ハワイとメキシコの間に広がるこの広大な海域は、生物学者だけでなく、多金属団塊の採掘を計画する企業の関心も集めている。この調査は、将来の産業開発に備えて生物多様性を評価するために実施された。発見された生物には、「ゴム製のタンパク質」(ナマコ)、脆いクモヒトデ、とげのあるウニ、その他の深海生物が含まれており、その多くはこれまで海底の写真でしか見たことがなかったものである。
主執筆者のグアダルーペ・ブリビエスカ=コントレラス氏は、これほど豊かな生命体に出会うとは予想していなかったと述べた。「これほど多くの動物を見つけるとは全く思っていませんでした」と彼女は語った。彼女によると、多くの種はまだ完全に記載されておらず、物理的な標本とDNAデータがなければ正確な同定は難しいという。
クラリオン・クリッパートン帯は、地球上で最も調査が進んでいない地域の一つであり続けている。ここでは、深海平原と海山が、完全な暗黒、低温、最小限の栄養供給という条件下で生命が存在する生態系を秘めている。これらの発見は、このような極限環境で生物多様性を支えるメカニズムについて、私たちがどれほど知らないかを浮き彫りにしている。

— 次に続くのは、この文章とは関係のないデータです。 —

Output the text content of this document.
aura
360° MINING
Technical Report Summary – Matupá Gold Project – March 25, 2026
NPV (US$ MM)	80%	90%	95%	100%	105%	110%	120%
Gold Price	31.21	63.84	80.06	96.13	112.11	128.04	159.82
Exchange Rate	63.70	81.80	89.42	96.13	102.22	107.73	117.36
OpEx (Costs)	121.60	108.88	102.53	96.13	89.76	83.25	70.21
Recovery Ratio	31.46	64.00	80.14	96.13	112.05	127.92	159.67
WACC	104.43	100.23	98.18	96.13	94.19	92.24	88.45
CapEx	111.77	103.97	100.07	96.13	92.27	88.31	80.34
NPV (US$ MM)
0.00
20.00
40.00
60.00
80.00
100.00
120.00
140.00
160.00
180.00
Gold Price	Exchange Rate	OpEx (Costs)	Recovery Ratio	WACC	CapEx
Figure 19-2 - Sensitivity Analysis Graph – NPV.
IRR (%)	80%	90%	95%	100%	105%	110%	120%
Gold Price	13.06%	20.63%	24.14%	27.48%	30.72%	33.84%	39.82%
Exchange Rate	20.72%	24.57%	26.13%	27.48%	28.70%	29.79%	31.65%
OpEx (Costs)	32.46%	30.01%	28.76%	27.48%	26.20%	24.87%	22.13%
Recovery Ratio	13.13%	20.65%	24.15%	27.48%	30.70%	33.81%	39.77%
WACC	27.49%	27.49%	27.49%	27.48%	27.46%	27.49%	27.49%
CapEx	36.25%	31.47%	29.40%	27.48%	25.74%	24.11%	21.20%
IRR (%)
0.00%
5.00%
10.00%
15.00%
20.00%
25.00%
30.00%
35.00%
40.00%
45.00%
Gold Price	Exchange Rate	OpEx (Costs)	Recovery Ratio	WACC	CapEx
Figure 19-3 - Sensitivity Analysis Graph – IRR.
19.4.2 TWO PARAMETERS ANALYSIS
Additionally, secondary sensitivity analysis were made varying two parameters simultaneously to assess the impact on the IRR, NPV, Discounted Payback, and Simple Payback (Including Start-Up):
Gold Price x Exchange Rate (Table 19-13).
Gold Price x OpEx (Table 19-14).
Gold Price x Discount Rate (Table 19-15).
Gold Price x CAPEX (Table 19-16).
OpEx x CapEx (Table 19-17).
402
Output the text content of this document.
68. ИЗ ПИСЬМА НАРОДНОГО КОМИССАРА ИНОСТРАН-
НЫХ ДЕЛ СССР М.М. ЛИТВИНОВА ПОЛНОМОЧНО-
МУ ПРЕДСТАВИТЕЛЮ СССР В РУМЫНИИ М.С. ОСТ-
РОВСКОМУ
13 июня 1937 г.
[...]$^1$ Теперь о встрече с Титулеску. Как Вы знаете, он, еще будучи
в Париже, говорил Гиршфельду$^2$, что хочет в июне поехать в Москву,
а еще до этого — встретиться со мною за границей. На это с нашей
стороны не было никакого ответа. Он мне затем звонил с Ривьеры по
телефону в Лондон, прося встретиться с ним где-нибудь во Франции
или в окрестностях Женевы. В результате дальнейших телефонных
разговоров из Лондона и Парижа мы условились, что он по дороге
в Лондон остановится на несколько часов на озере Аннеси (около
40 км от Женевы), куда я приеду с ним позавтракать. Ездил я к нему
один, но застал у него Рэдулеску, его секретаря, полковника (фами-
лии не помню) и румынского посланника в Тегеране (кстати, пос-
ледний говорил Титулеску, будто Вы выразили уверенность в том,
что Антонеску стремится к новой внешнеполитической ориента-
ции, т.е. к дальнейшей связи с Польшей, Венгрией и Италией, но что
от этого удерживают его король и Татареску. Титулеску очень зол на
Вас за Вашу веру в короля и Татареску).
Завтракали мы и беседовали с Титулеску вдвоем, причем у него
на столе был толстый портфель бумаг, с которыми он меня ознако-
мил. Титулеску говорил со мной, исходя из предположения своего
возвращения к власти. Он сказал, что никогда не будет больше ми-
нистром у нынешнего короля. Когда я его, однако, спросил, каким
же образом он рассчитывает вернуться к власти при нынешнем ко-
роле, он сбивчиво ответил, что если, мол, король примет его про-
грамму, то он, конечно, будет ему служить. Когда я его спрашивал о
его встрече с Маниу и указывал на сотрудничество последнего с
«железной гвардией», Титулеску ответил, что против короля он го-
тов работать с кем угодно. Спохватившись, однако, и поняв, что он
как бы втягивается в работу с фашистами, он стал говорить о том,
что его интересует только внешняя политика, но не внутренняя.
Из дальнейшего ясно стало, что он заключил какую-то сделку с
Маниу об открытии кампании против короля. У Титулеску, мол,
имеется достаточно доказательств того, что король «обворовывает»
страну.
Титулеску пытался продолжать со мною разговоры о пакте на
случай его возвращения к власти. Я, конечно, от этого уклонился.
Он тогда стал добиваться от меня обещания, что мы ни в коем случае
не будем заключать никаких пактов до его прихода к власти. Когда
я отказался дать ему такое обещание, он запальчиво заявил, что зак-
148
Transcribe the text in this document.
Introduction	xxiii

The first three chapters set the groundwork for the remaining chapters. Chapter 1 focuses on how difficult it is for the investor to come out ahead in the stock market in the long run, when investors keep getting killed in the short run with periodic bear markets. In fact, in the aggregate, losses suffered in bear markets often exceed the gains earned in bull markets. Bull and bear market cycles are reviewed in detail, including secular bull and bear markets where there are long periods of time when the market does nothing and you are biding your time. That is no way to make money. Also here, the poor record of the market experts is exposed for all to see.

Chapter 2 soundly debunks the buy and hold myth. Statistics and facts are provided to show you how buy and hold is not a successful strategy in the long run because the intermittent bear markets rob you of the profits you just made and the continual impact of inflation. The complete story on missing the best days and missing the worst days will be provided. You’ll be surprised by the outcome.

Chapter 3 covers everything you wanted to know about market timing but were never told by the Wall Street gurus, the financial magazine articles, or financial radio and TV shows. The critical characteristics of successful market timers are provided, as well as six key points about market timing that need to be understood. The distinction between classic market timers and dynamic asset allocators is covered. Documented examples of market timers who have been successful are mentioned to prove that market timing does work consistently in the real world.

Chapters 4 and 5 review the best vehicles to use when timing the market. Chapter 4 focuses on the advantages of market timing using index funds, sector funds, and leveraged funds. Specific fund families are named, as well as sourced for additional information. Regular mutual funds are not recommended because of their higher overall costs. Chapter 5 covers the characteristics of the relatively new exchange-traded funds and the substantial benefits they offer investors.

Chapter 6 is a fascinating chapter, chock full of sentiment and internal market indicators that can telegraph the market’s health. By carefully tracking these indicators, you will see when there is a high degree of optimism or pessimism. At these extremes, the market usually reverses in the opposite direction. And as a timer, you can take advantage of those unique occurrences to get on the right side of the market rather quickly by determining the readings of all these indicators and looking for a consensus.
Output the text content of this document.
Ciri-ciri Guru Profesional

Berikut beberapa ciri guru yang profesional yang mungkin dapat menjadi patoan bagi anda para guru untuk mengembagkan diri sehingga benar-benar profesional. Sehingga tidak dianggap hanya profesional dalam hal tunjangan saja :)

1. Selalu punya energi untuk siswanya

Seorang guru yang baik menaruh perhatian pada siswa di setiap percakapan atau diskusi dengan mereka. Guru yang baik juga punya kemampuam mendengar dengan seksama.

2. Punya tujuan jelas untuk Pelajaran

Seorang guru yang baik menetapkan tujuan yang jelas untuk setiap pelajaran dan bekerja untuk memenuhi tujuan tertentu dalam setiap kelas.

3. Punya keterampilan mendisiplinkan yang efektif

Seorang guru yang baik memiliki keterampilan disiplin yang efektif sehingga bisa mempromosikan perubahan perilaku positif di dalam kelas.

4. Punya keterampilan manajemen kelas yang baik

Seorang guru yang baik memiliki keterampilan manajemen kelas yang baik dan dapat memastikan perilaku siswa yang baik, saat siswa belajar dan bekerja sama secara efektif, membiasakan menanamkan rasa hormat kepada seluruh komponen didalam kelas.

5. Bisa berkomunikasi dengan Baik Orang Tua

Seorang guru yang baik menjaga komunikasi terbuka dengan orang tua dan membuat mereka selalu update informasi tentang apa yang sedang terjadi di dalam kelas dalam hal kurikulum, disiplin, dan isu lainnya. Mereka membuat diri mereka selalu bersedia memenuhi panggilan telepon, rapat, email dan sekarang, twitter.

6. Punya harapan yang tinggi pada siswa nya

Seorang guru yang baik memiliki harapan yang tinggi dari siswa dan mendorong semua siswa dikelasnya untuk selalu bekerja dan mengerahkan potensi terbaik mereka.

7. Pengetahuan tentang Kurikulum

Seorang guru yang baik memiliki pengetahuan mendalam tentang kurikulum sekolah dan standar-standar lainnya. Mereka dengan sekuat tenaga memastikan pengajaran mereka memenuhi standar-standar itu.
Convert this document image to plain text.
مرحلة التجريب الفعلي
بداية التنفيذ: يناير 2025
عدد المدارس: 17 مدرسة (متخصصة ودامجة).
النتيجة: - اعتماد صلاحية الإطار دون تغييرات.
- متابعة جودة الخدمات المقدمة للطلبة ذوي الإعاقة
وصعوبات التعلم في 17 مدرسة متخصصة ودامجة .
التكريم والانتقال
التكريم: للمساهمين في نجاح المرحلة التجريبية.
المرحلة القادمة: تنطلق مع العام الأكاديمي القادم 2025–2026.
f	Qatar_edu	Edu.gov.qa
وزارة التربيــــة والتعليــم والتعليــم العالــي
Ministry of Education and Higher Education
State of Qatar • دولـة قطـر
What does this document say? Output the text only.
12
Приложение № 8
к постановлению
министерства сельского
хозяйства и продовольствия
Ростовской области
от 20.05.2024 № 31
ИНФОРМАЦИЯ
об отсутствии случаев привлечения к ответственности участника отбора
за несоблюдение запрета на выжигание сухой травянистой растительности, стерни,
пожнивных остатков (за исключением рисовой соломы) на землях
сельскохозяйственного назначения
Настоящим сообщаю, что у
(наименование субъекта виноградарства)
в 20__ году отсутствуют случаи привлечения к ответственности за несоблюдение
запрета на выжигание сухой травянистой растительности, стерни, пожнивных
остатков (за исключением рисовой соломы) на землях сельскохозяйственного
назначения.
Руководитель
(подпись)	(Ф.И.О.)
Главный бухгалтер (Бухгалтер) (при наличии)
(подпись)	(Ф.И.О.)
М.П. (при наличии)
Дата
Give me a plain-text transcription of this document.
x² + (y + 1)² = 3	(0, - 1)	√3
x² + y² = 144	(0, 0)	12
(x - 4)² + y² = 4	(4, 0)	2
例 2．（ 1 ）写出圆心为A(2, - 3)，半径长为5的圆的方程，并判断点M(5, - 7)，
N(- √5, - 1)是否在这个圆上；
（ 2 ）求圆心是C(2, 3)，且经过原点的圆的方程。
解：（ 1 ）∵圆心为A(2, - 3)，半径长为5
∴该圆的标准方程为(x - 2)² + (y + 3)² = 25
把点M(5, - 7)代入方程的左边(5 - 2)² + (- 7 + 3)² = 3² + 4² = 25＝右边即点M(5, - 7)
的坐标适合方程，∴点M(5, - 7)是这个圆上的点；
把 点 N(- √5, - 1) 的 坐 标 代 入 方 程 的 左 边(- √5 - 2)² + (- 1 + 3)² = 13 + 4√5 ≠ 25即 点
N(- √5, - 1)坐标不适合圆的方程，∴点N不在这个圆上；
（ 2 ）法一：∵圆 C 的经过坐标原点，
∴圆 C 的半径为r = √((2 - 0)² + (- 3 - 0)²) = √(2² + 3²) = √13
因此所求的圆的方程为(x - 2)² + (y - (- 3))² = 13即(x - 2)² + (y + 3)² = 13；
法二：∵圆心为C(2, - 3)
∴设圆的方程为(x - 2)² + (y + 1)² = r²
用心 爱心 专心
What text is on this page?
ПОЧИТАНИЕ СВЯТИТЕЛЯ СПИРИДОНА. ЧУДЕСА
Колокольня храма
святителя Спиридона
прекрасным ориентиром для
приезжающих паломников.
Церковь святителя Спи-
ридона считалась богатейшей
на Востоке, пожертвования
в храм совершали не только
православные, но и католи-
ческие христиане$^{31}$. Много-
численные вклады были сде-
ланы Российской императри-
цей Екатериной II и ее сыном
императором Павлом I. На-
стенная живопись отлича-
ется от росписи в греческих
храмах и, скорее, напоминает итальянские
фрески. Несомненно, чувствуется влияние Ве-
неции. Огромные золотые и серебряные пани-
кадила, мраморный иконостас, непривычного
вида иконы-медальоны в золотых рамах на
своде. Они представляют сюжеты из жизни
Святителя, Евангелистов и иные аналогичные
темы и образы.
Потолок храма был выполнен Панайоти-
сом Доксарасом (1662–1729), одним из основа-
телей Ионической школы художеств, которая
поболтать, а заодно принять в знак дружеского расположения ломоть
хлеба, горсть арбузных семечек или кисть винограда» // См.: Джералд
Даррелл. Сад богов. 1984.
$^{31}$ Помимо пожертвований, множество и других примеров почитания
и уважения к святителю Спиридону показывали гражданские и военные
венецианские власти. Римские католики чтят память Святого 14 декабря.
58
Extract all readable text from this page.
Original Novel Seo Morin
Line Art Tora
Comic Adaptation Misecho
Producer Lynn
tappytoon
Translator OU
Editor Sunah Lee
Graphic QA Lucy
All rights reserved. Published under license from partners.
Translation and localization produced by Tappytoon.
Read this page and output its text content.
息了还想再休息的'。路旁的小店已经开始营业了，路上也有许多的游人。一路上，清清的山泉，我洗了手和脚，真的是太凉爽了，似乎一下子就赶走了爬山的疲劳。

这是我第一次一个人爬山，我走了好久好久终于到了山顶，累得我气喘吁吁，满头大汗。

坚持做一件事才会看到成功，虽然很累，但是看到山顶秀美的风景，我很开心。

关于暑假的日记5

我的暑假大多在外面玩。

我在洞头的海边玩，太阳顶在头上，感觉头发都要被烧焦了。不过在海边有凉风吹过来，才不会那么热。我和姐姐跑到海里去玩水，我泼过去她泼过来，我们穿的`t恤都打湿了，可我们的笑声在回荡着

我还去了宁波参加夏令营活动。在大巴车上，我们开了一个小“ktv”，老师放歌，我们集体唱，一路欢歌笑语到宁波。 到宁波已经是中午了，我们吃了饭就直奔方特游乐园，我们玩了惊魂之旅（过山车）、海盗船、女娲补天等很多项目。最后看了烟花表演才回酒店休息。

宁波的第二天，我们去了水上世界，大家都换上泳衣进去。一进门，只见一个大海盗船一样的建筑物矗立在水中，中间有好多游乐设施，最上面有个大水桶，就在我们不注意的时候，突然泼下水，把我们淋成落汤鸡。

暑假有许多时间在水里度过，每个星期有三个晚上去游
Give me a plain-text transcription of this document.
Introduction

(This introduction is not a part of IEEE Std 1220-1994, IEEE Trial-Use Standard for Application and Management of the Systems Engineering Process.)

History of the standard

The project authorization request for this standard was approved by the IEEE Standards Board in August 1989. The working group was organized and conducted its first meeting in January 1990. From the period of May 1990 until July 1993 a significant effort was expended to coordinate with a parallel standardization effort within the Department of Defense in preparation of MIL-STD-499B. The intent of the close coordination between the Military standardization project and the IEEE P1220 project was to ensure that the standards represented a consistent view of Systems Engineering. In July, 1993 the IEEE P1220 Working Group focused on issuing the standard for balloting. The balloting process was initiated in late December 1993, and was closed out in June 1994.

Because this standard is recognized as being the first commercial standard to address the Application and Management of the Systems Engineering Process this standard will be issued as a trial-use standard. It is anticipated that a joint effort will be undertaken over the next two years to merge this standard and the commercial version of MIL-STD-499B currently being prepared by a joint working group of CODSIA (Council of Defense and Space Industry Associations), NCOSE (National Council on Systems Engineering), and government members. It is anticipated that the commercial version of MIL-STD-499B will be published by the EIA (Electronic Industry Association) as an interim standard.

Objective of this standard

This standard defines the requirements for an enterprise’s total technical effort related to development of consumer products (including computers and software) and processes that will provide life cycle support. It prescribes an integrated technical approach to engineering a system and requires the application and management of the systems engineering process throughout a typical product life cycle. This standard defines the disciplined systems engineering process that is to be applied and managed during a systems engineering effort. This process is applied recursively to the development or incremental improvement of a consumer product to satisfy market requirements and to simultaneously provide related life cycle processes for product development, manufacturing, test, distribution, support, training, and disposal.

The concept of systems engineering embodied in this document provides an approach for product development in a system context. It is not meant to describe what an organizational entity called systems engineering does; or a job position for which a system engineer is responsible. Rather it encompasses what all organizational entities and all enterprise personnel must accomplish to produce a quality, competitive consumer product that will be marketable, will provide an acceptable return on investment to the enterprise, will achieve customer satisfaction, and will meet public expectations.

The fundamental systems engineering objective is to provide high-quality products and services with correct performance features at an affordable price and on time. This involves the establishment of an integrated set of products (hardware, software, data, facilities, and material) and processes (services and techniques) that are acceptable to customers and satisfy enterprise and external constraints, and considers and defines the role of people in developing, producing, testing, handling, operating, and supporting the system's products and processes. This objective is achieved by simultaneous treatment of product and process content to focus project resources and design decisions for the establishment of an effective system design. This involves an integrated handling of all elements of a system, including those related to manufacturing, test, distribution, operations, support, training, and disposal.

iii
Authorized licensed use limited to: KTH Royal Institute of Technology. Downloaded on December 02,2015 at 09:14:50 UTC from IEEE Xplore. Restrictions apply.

新種の発見は、単に科学的なセンセーションを巻き起こすだけでなく、海洋における生態系のつながりの脆弱さを思い起こさせるものである。ナマコやその他の無脊椎動物は、海底の有機物の分解に重要な役割を果たし、炭素循環や生態系全体の安定性に影響を与えている。それらが消滅したり、生息地が破壊されたりすると、予測が難しい広範囲にわたる影響が生じる可能性がある。
このような発見は、衛星や水中ロボットの時代にあっても、自然は驚きを与え続けることを示しており、大規模な鉱物採掘プロジェクトを開始する前に、深海生物群集の研究を継続する必要があることを示している。